19.10 Severability. If any provision or portion thereof of this Agreement or its application in a particular circumstance is held to be invalid or unenforceable to any extent in any jurisdiction, such provision or portion thereof will, as to such jurisdiction only, be ineffective to the extent of such unenforceability, all other provisions and portions thereof of this Agreement will not be affected thereby and will be valid and enforced to the fullest extent permitted by law.
19.11 Choice of Law and Venue. This Agreement, as well as any and all tort claims arising from this Agreement or arising from any of the proposals, negotiations, communications or understandings regarding this Agreement, will be governed by and construed in accordance with the laws of the Commonwealth of Virginia, United States of America (“Virginia”), applicable to contracts made entirely within Virginia and wholly performed in Virginia, without regard to any conflict or choice of law principles. The sole jurisdiction and venue for any litigation arising out of this Agreement will be an appropriate federal or state court located in Virginia. The parties explicitly acknowledge and agree that the United Nations Convention on Contract for the International Sale of Goods does not apply to this Agreement.

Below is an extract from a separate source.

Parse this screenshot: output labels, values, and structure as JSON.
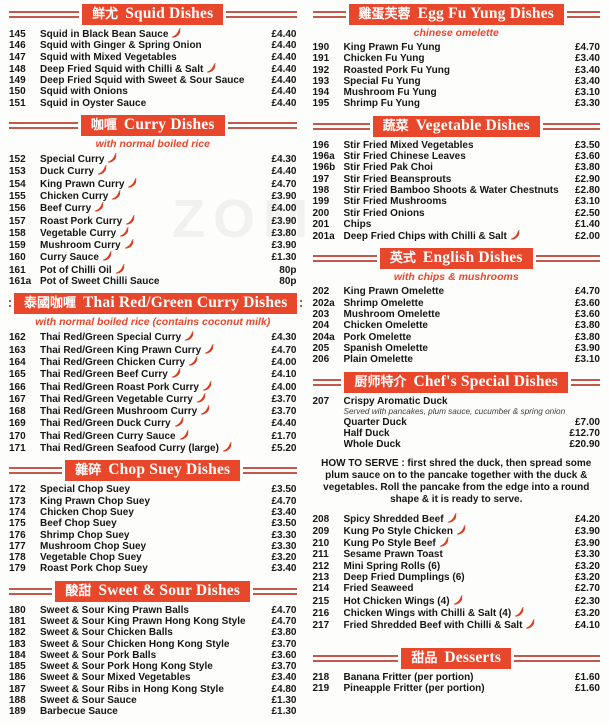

19.12 Force Majeure. Any failure or delay by Licensor in the performance of its obligations pursuant to this Agreement will not be deemed a default or breach of the Agreement or a ground for termination to the extent such failure or delay is due to computer or Internet or telecommunications breakdowns, denial of service attacks, fire, flood, earthquake, elements of nature or acts of God, acts of war, terrorism, riots, civil unrest, rebellions or revolutions in the United States or any nation where the obligations under this Agreement are to be executed, strikes, supplier and third party failure, lockouts, or labor difficulties, or any similar cause beyond the reasonable control of Licensor.

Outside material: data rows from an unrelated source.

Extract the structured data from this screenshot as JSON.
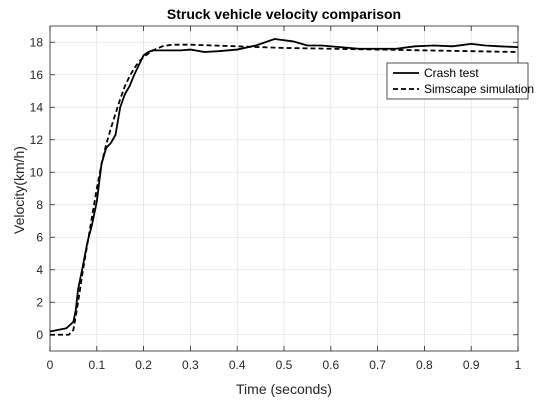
{
  "chart_data": {
    "type": "line",
    "title": "Struck vehicle velocity comparison",
    "xlabel": "Time (seconds)",
    "ylabel": "Velocity(km/h)",
    "xlim": [
      0,
      1
    ],
    "ylim": [
      -1,
      19
    ],
    "xticks": [
      0,
      0.1,
      0.2,
      0.3,
      0.4,
      0.5,
      0.6,
      0.7,
      0.8,
      0.9,
      1
    ],
    "xtick_labels": [
      "0",
      "0.1",
      "0.2",
      "0.3",
      "0.4",
      "0.5",
      "0.6",
      "0.7",
      "0.8",
      "0.9",
      "1"
    ],
    "yticks": [
      0,
      2,
      4,
      6,
      8,
      10,
      12,
      14,
      16,
      18
    ],
    "ytick_labels": [
      "0",
      "2",
      "4",
      "6",
      "8",
      "10",
      "12",
      "14",
      "16",
      "18"
    ],
    "grid": true,
    "legend_position": "top-right",
    "series": [
      {
        "name": "Crash test",
        "style": "solid",
        "color": "#000000",
        "x": [
          0,
          0.035,
          0.05,
          0.055,
          0.06,
          0.065,
          0.07,
          0.08,
          0.09,
          0.1,
          0.11,
          0.12,
          0.13,
          0.14,
          0.15,
          0.16,
          0.17,
          0.18,
          0.19,
          0.2,
          0.21,
          0.22,
          0.24,
          0.26,
          0.28,
          0.3,
          0.33,
          0.36,
          0.4,
          0.44,
          0.48,
          0.52,
          0.55,
          0.58,
          0.62,
          0.66,
          0.7,
          0.74,
          0.78,
          0.82,
          0.86,
          0.9,
          0.93,
          0.96,
          1.0
        ],
        "y": [
          0.2,
          0.4,
          0.8,
          1.5,
          2.8,
          3.5,
          4.2,
          5.7,
          6.8,
          8.2,
          10.5,
          11.5,
          11.8,
          12.3,
          14.0,
          14.8,
          15.3,
          16.0,
          16.6,
          17.2,
          17.4,
          17.5,
          17.5,
          17.5,
          17.5,
          17.55,
          17.4,
          17.45,
          17.55,
          17.8,
          18.2,
          18.05,
          17.8,
          17.8,
          17.7,
          17.6,
          17.6,
          17.6,
          17.75,
          17.8,
          17.75,
          17.9,
          17.8,
          17.75,
          17.7
        ]
      },
      {
        "name": "Simscape simulation",
        "style": "dashed",
        "color": "#000000",
        "x": [
          0,
          0.04,
          0.05,
          0.06,
          0.07,
          0.08,
          0.09,
          0.1,
          0.11,
          0.12,
          0.13,
          0.14,
          0.15,
          0.16,
          0.17,
          0.18,
          0.19,
          0.2,
          0.21,
          0.22,
          0.24,
          0.26,
          0.28,
          0.3,
          0.35,
          0.4,
          0.45,
          0.5,
          0.6,
          0.7,
          0.8,
          0.9,
          1.0
        ],
        "y": [
          0,
          0,
          0.3,
          2.0,
          3.9,
          5.6,
          7.3,
          9.0,
          10.5,
          11.7,
          12.7,
          13.6,
          14.5,
          15.3,
          15.9,
          16.4,
          16.8,
          17.1,
          17.3,
          17.5,
          17.75,
          17.85,
          17.85,
          17.85,
          17.8,
          17.75,
          17.7,
          17.65,
          17.6,
          17.55,
          17.5,
          17.45,
          17.4
        ]
      }
    ]
  }
}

19.13 Entire Agreement. This Agreement contains the final and entire agreement of the parties and supersedes all previous and contemporaneous verbal or written negotiations, understandings, or agreements regarding the Agreement’s subject matter.
19.14 Exhibits. The following Exhibits, if applicable, are attached to this Agreement and incorporated in this Agreement by this reference:
Exhibit “A”: Order Form: This form is included as a part of the online Subscription set up process, and the same Order Form information is included on the marketRelay Invoice for payment, where applicable.
Exhibit “B”: Service Level and Support Services Agreement, where applicable.
Exhibit “C”: Form of Statement of Work, where applicable.
The parties have caused this Agreement to be executed as of the Effective Date which shall be the date in which the order was accepted online, or the date in which assigned users have agreed to the terms of the Agreement by registering as a user, signing in and utilizing the service, whichever comes first.